Deborah begins by confessing that she is addicted to Project Runway, she says for the little window in on the creative process (and not Tim Gunn's moxie). The creative process is such a mystery, says Deborah, that it's no wonder the Greeks thought all inspiration was derived from outside sources like the Muses, and not from within us.
If we don't understand how we get our ideas, we authors and illustrators don't have control over how successful we are in our everyday work.
"I don't know about you, but that makes me a little bit nervous!" says Deborah, "Imagine an accountant saying, 'Man, I really hope I remember how to do math today.'"
Deborah makes the analogy of how most of us without a PhD don't exactly understanding how our bodies work on a cellular level, but that there are a few best practices even us shlubs know to follow to keep ourselves in good health, like exercising, or not having only gummi bears and mimosas for lunch.
One of Deborah's favorite quotes: "Silence is the door into the temple." -- Mary Oliver
Deborah thinks we should practice Absence of Focus Activity Quiet or Christopher Robin Quiet.
This type of quiet is important because it gives your mind time and space to wander, to come up with new connections, to daydream and solve problems.

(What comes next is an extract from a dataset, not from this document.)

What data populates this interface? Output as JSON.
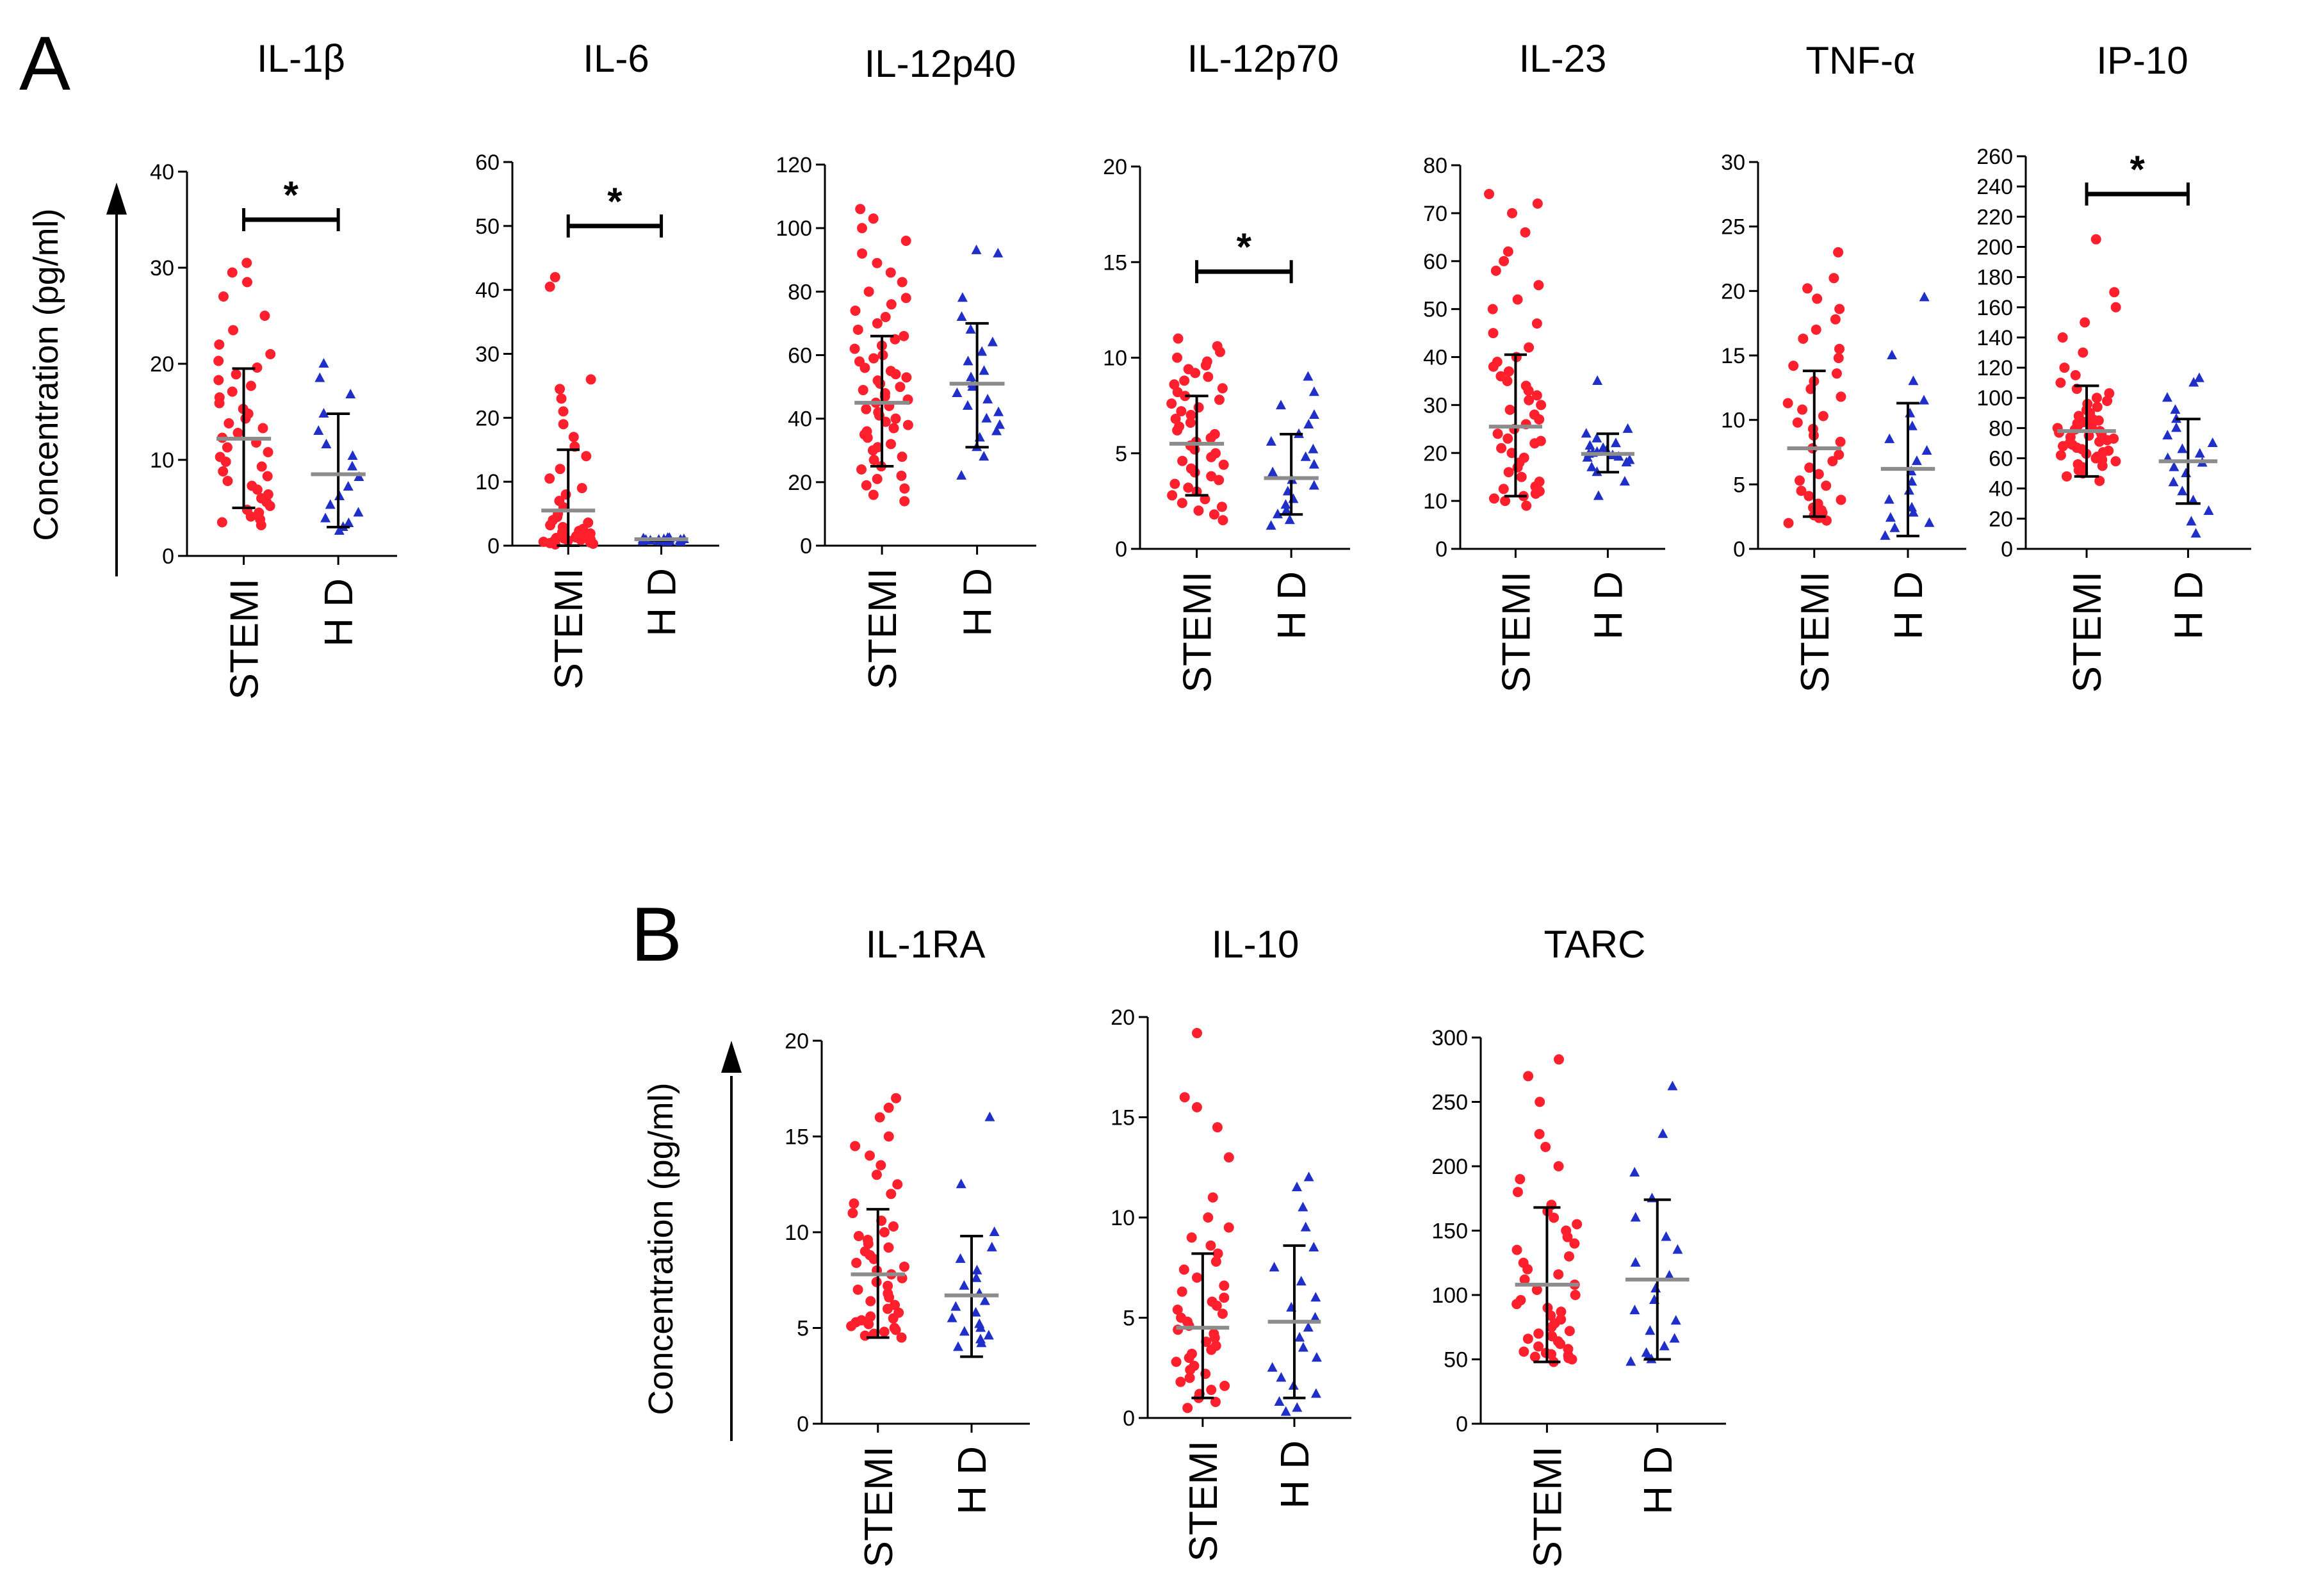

People who consistently daydream more score consistently higher on measures of creativity, says Deborah, and that the space and quiet that idleness provides is paradoxically necessary to get any work done.
Deborah gives us some ideas on building more quiet into our lives—attending boring events, arriving extra early to appointments and leaving all of your electronic device elsewhere, buying a stupidphone instead of a smartphone, and installing Freedom on your computer.
"We don't owe it to ourselves to make time for quiet, we owe it to the kids that will read our books."